Using Rstar value input by user.

100%|██████████| 288/288 [10:47<00:00,  2.25s/it]

Phasecurve Integration

Idea: 1. Load spectrum 2. Integrate spectrum 3. normalize spectrum by stellar spectrum

Define the phases (from 0 to 1, where 0 is the dayside and 0.5 the nightside) for which you want to integrate the spectrum:

phases = np.linspace(0,1,40)

load the spectrum from the file that we have previously created

spectra = np.load(f"emission.npy")

We can now carry out the phase curve calculation! Check out the docstring:

help(phase_curve)

Help on function phase_curve in module prt_phasecurve.phase_curve:

phase_curve(phases, lon, lat, intensity)
    Function to wrap around the phasecurve calculation.

    Parameters
    ----------
    phases (array(P)):
        List of phases at which the phasecurve should be evaluated
    lon (array(M1,M2) or array(M1*M2)):
        Longitude coordinate values. If input is 1D we assume that it has been flattened.
    lat (array(M1,M2) or array(M1*M2)):
        Longitude coordinate values. If input is 1D we assume that it has been flattened.
    mus (array(D)):
        List of mus matching the mus of the calculated intensity
    intensity (array(M1,M2,D,N) or array(M1*M2,D,N)):
        array of intensitities. The order needs to be  Horizontal (1D or 2D), mu, Wavelength

    Returns
    -------
    phase_curve (array (P,N)):
        Array containing the calculated phasecurve. First Dimension is the Phase, second Dimension is the Wavelength

Now lets calculate the phasecurve

# calculate emission spectrum
flux = phase_curve(phases, lon_list, lat_list, spectra)

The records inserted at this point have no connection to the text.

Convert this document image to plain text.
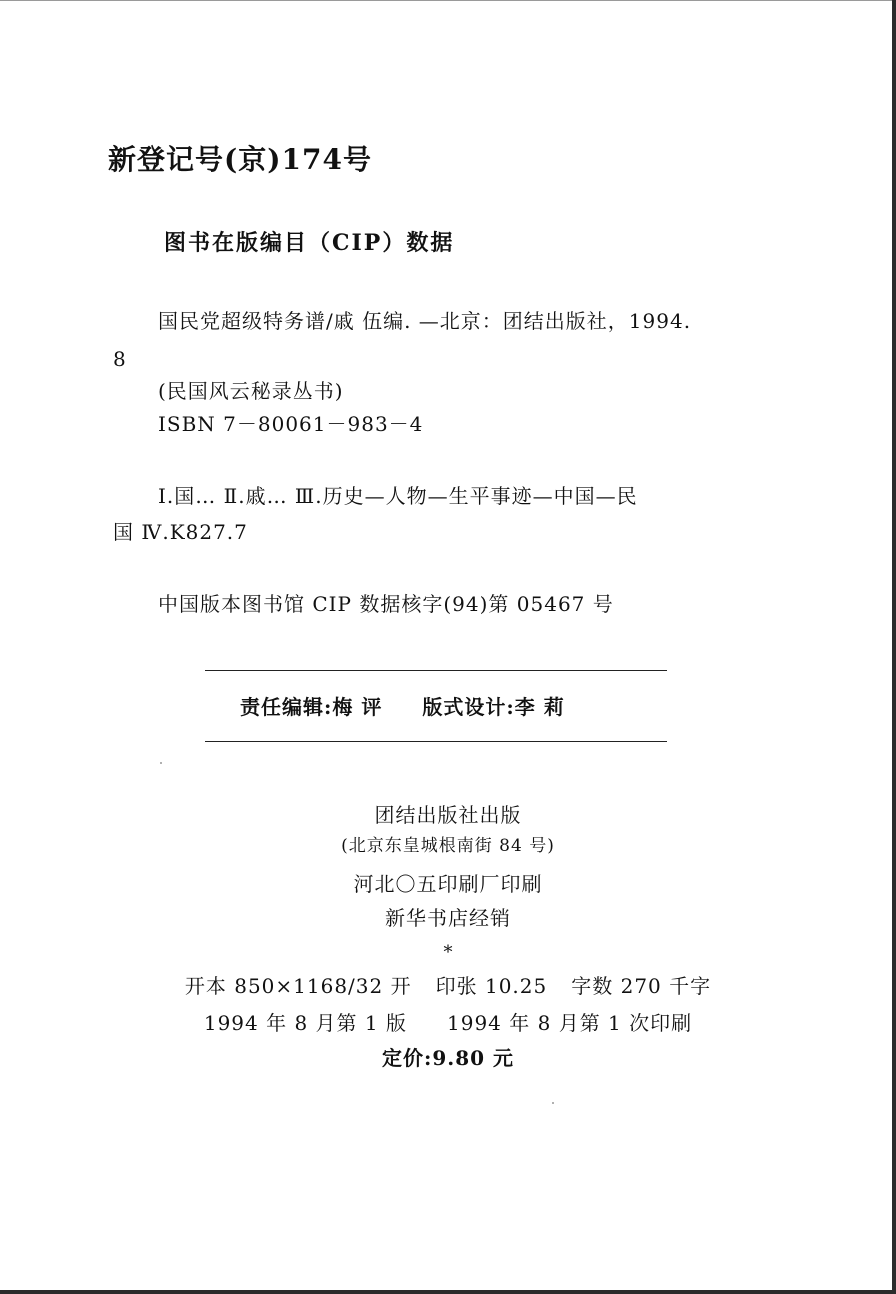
新登记号(京)174号
图书在版编目（CIP）数据
国民党超级特务谱/戚 伍编. —北京：团结出版社，1994.
8
(民国风云秘录丛书)
ISBN 7－80061－983－4
Ⅰ.国… Ⅱ.戚… Ⅲ.历史—人物—生平事迹—中国—民
国 Ⅳ.K827.7
中国版本图书馆 CIP 数据核字(94)第 05467 号
责任编辑:梅 评 版式设计:李 莉
团结出版社出版
(北京东皇城根南街 84 号)
河北〇五印刷厂印刷
新华书店经销
*
开本 850×1168/32 开 印张 10.25 字数 270 千字
1994 年 8 月第 1 版 1994 年 8 月第 1 次印刷
定价:9.80 元
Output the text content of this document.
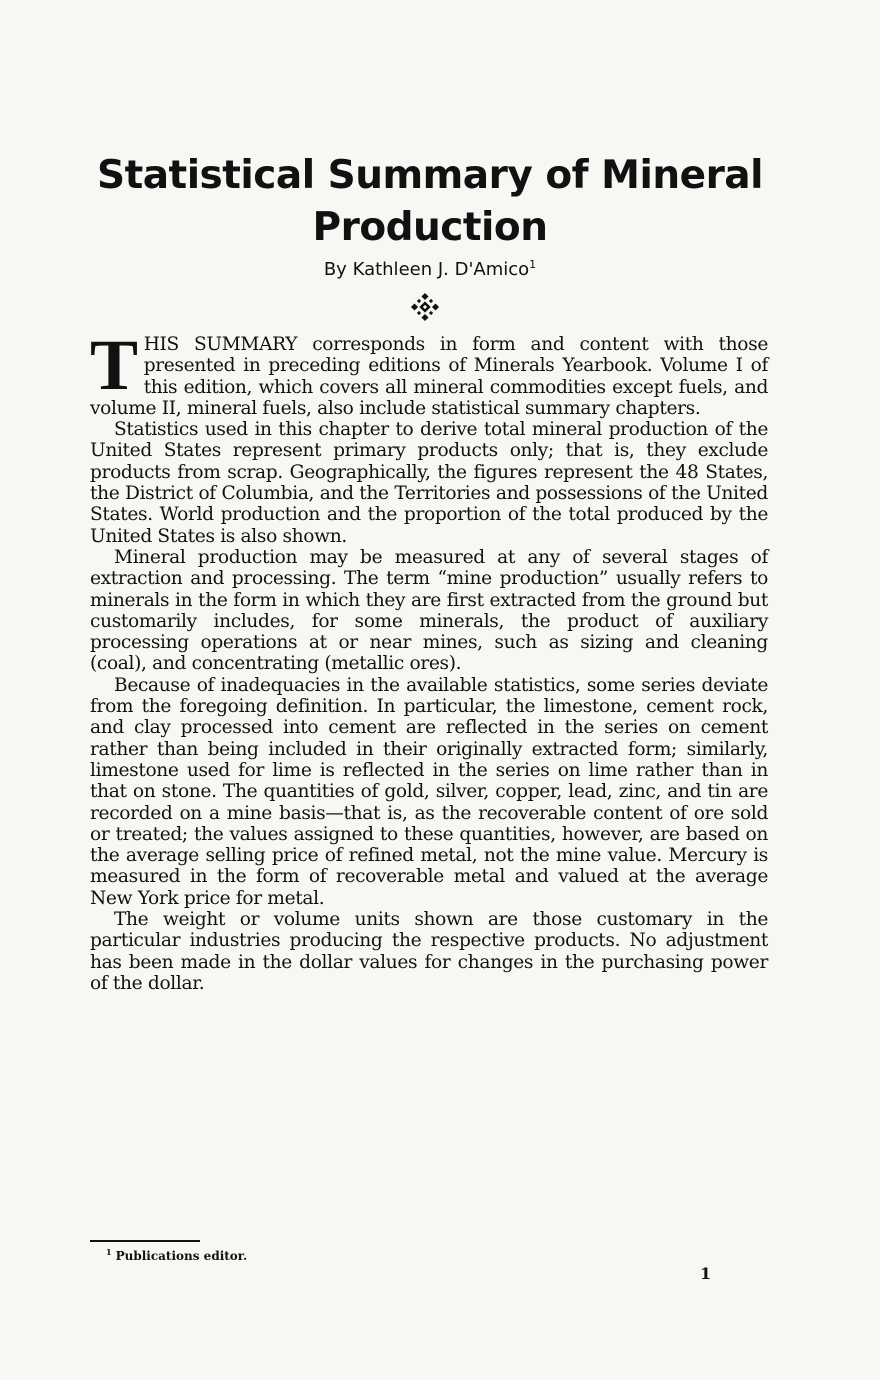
Statistical Summary of Mineral Production
By Kathleen J. D'Amico$^1$

THIS SUMMARY corresponds in form and content with those presented in preceding editions of Minerals Yearbook. Volume I of this edition, which covers all mineral commodities except fuels, and volume II, mineral fuels, also include statistical summary chapters.

Statistics used in this chapter to derive total mineral production of the United States represent primary products only; that is, they exclude products from scrap. Geographically, the figures represent the 48 States, the District of Columbia, and the Territories and possessions of the United States. World production and the proportion of the total produced by the United States is also shown.

Mineral production may be measured at any of several stages of extraction and processing. The term “mine production” usually refers to minerals in the form in which they are first extracted from the ground but customarily includes, for some minerals, the product of auxiliary processing operations at or near mines, such as sizing and cleaning (coal), and concentrating (metallic ores).

Because of inadequacies in the available statistics, some series deviate from the foregoing definition. In particular, the limestone, cement rock, and clay processed into cement are reflected in the series on cement rather than being included in their originally extracted form; similarly, limestone used for lime is reflected in the series on lime rather than in that on stone. The quantities of gold, silver, copper, lead, zinc, and tin are recorded on a mine basis—that is, as the recoverable content of ore sold or treated; the values assigned to these quantities, however, are based on the average selling price of refined metal, not the mine value. Mercury is measured in the form of recoverable metal and valued at the average New York price for metal.

The weight or volume units shown are those customary in the particular industries producing the respective products. No adjustment has been made in the dollar values for changes in the purchasing power of the dollar.

$^1$ Publications editor.
1
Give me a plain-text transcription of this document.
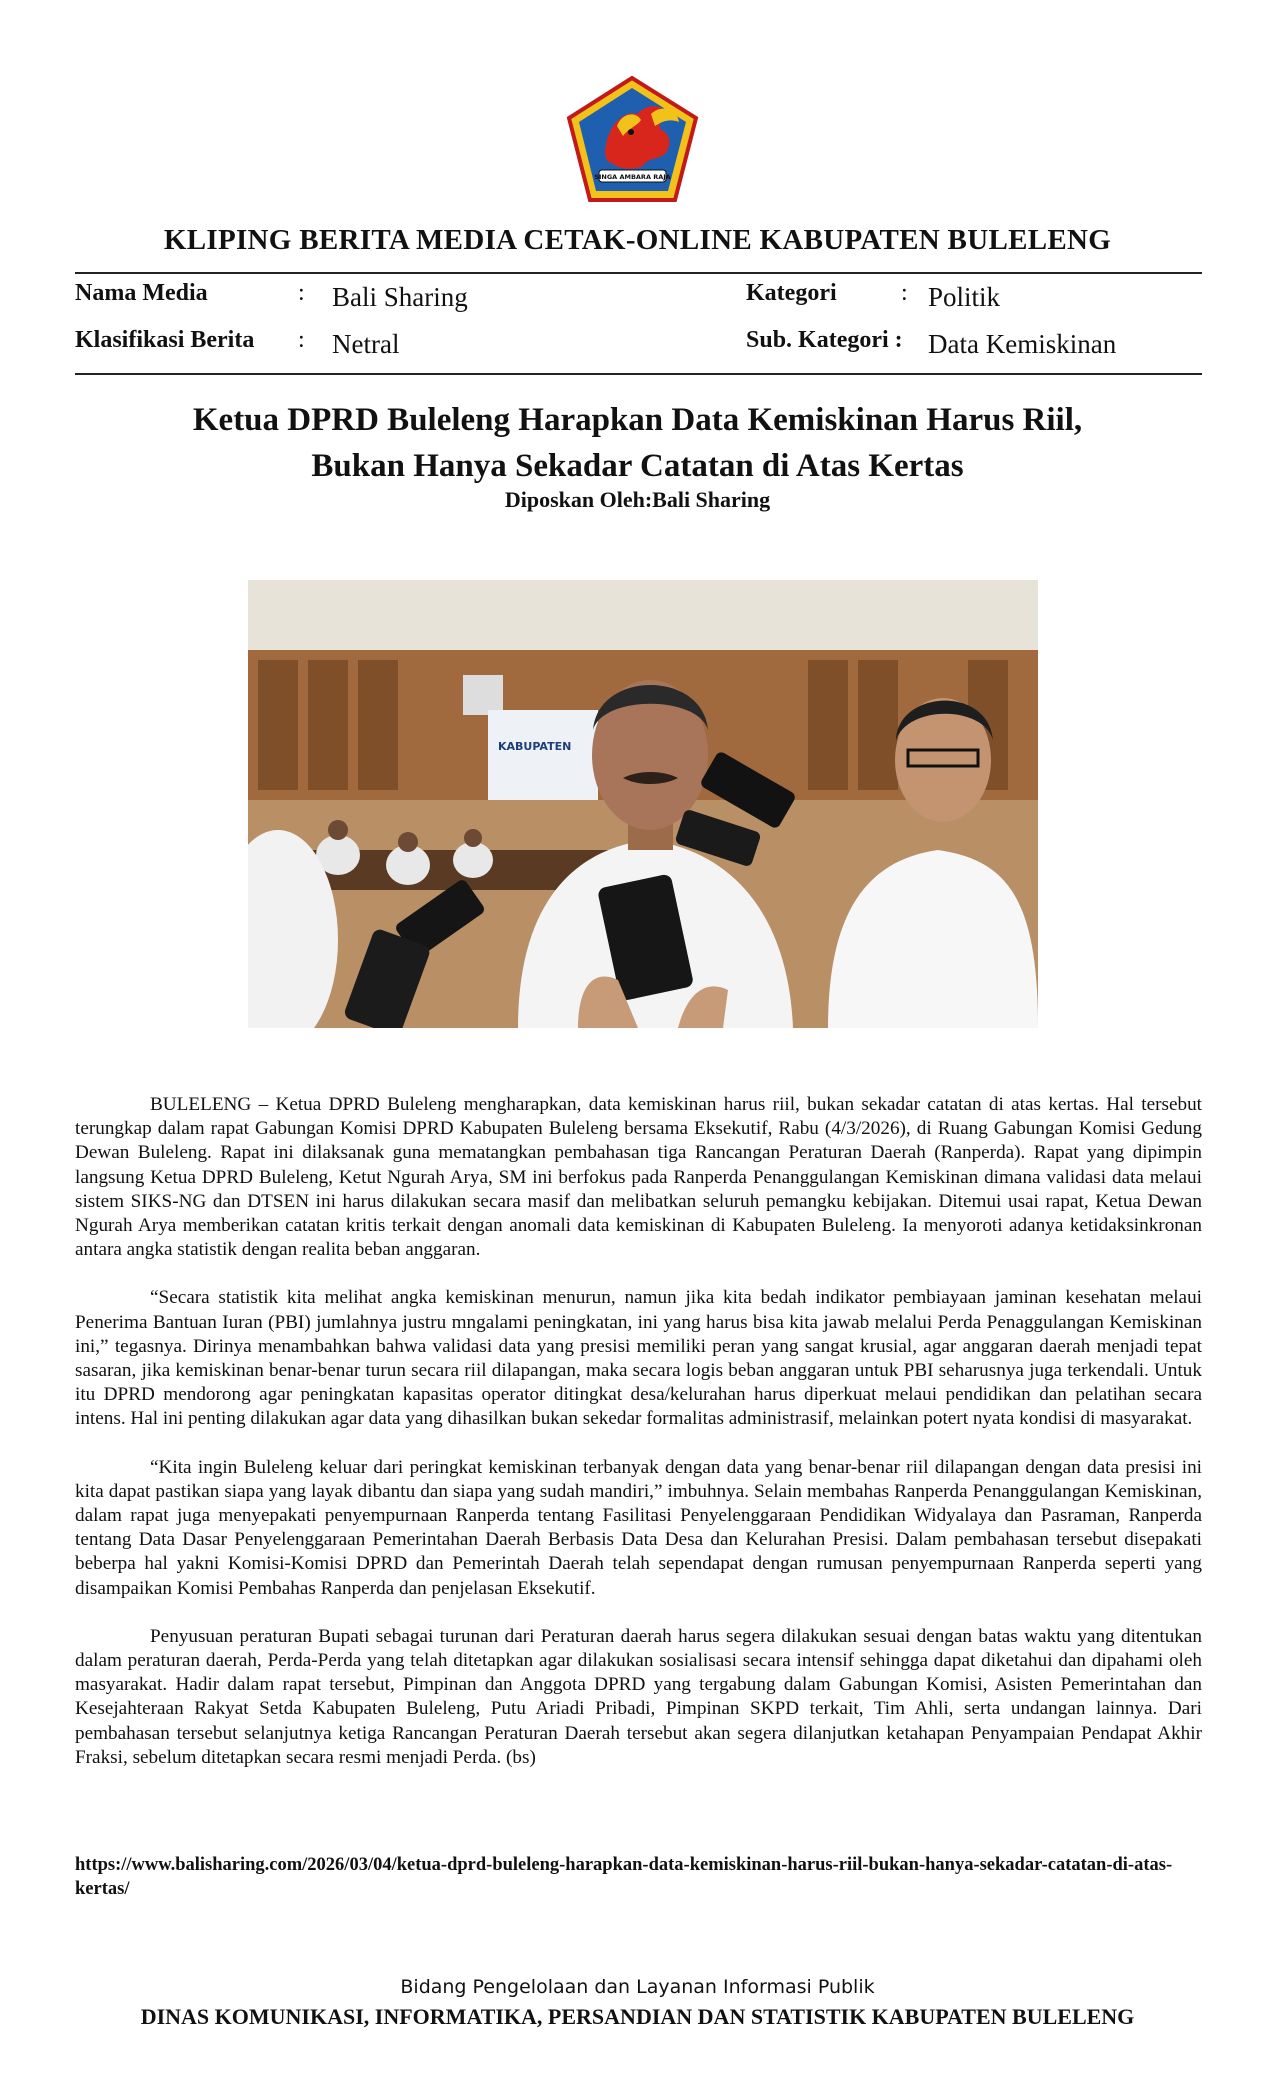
SINGA AMBARA RAJA
KLIPING BERITA MEDIA CETAK-ONLINE KABUPATEN BULELENG
Nama Media	: Bali Sharing	Kategori	: Politik
Klasifikasi Berita : Netral	Sub. Kategori : Data Kemiskinan
Ketua DPRD Buleleng Harapkan Data Kemiskinan Harus Riil,
Bukan Hanya Sekadar Catatan di Atas Kertas
Diposkan Oleh:Bali Sharing
KABUPATEN

BULELENG – Ketua DPRD Buleleng mengharapkan, data kemiskinan harus riil, bukan sekadar catatan di atas kertas. Hal tersebut terungkap dalam rapat Gabungan Komisi DPRD Kabupaten Buleleng bersama Eksekutif, Rabu (4/3/2026), di Ruang Gabungan Komisi Gedung Dewan Buleleng. Rapat ini dilaksanak guna mematangkan pembahasan tiga Rancangan Peraturan Daerah (Ranperda). Rapat yang dipimpin langsung Ketua DPRD Buleleng, Ketut Ngurah Arya, SM ini berfokus pada Ranperda Penanggulangan Kemiskinan dimana validasi data melaui sistem SIKS-NG dan DTSEN ini harus dilakukan secara masif dan melibatkan seluruh pemangku kebijakan. Ditemui usai rapat, Ketua Dewan Ngurah Arya memberikan catatan kritis terkait dengan anomali data kemiskinan di Kabupaten Buleleng. Ia menyoroti adanya ketidaksinkronan antara angka statistik dengan realita beban anggaran.

“Secara statistik kita melihat angka kemiskinan menurun, namun jika kita bedah indikator pembiayaan jaminan kesehatan melaui Penerima Bantuan Iuran (PBI) jumlahnya justru mngalami peningkatan, ini yang harus bisa kita jawab melalui Perda Penaggulangan Kemiskinan ini,” tegasnya. Dirinya menambahkan bahwa validasi data yang presisi memiliki peran yang sangat krusial, agar anggaran daerah menjadi tepat sasaran, jika kemiskinan benar-benar turun secara riil dilapangan, maka secara logis beban anggaran untuk PBI seharusnya juga terkendali. Untuk itu DPRD mendorong agar peningkatan kapasitas operator ditingkat desa/kelurahan harus diperkuat melaui pendidikan dan pelatihan secara intens. Hal ini penting dilakukan agar data yang dihasilkan bukan sekedar formalitas administrasif, melainkan potert nyata kondisi di masyarakat.

“Kita ingin Buleleng keluar dari peringkat kemiskinan terbanyak dengan data yang benar-benar riil dilapangan dengan data presisi ini kita dapat pastikan siapa yang layak dibantu dan siapa yang sudah mandiri,” imbuhnya. Selain membahas Ranperda Penanggulangan Kemiskinan, dalam rapat juga menyepakati penyempurnaan Ranperda tentang Fasilitasi Penyelenggaraan Pendidikan Widyalaya dan Pasraman, Ranperda tentang Data Dasar Penyelenggaraan Pemerintahan Daerah Berbasis Data Desa dan Kelurahan Presisi. Dalam pembahasan tersebut disepakati beberpa hal yakni Komisi-Komisi DPRD dan Pemerintah Daerah telah sependapat dengan rumusan penyempurnaan Ranperda seperti yang disampaikan Komisi Pembahas Ranperda dan penjelasan Eksekutif.

Penyusuan peraturan Bupati sebagai turunan dari Peraturan daerah harus segera dilakukan sesuai dengan batas waktu yang ditentukan dalam peraturan daerah, Perda-Perda yang telah ditetapkan agar dilakukan sosialisasi secara intensif sehingga dapat diketahui dan dipahami oleh masyarakat. Hadir dalam rapat tersebut, Pimpinan dan Anggota DPRD yang tergabung dalam Gabungan Komisi, Asisten Pemerintahan dan Kesejahteraan Rakyat Setda Kabupaten Buleleng, Putu Ariadi Pribadi, Pimpinan SKPD terkait, Tim Ahli, serta undangan lainnya. Dari pembahasan tersebut selanjutnya ketiga Rancangan Peraturan Daerah tersebut akan segera dilanjutkan ketahapan Penyampaian Pendapat Akhir Fraksi, sebelum ditetapkan secara resmi menjadi Perda. (bs)

https://www.balisharing.com/2026/03/04/ketua-dprd-buleleng-harapkan-data-kemiskinan-harus-riil-bukan-hanya-sekadar-catatan-di-atas-kertas/
Bidang Pengelolaan dan Layanan Informasi Publik
DINAS KOMUNIKASI, INFORMATIKA, PERSANDIAN DAN STATISTIK KABUPATEN BULELENG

The final planet to star flux ratio needs to be accounted for the planetary and stellar radii (see e.g., Sing et al. 2018, eq.2)

\(\frac{\Delta f}{f} = \left(\frac{R_\mathrm{pla}}{R_\mathrm{star}}\right)^2 \frac{F_\mathrm{pla}}{F_\mathrm{star}}\)

# Extract wlen
wlen = const.c.cgs.value / pRT.freq / 1e-4

# correct flux for the ratio between solar radius and planetary radius
flux = flux*(Rpl/Rstar)**2

# calculate by stellar spectrum
spec, _ = get_PHOENIX_spec_rad(Tstar)
stellar_intensity = np.interp(wlen*1e-4, spec[:,0], spec[:,1])

# Norm flux to stellar intensity
flux = flux/stellar_intensity

The resulting flux is a 2D array of phase, wavelength:

flux.shape

(40, 273)

Lets create a dayside emission spectrum!

# Dayside = phase == 0
dayside = np.squeeze(flux[np.argmin(abs(phases - 0.0))])
plt.plot(wlen, dayside*1e6, label='dayside')
plt.xscale('log')
plt.yscale('linear')
plt.xlim([3.5,4.6])
plt.ylim([500,3000])
plt.ylabel(r'$F_\mathrm{pl}/F_\mathrm{star}$ [ppm]')
plt.xlabel('$\lambda$ [$\mu$m]')
plt.title('Dayside emission spectrum')

plt.show()

Lets create some phase curves!

# 4.5 mu m plot
l = 4.5
idx = np.argmin(abs(wlen < l))

plt.plot(phases, flux[:,idx]*1e6)
plt.axvline(0.5, label='nightside', ls=':', color='black')
plt.axvline(0.0, label='dayside', ls=':', color='orange')
plt.xlabel('phase')
plt.ylabel(r'$F_\mathrm{pl}/F_\mathrm{star}$ [ppm]')
plt.title(r'Phasecurve at {:.2f}$\mu$m'.format(wlen[idx]))
plt.legend()
plt.show()

# 3.6 mu m plot
l = 3.6
idx = np.argmin(abs(wlen < l))
plt.plot(phases, flux[:,idx]*1e6)
plt.axvline(0.5, label='nightside', ls=':', color='black')
plt.axvline(0.0, label='dayside', ls=':', color='orange')
plt.xlabel('phase')
plt.ylabel(r'$F_\mathrm{pl}/F_\mathrm{star}$ [ppm]')
plt.title(r'Phasecurve at {:.2f}$\mu$m'.format(wlen[idx]))
plt.legend()
plt.show()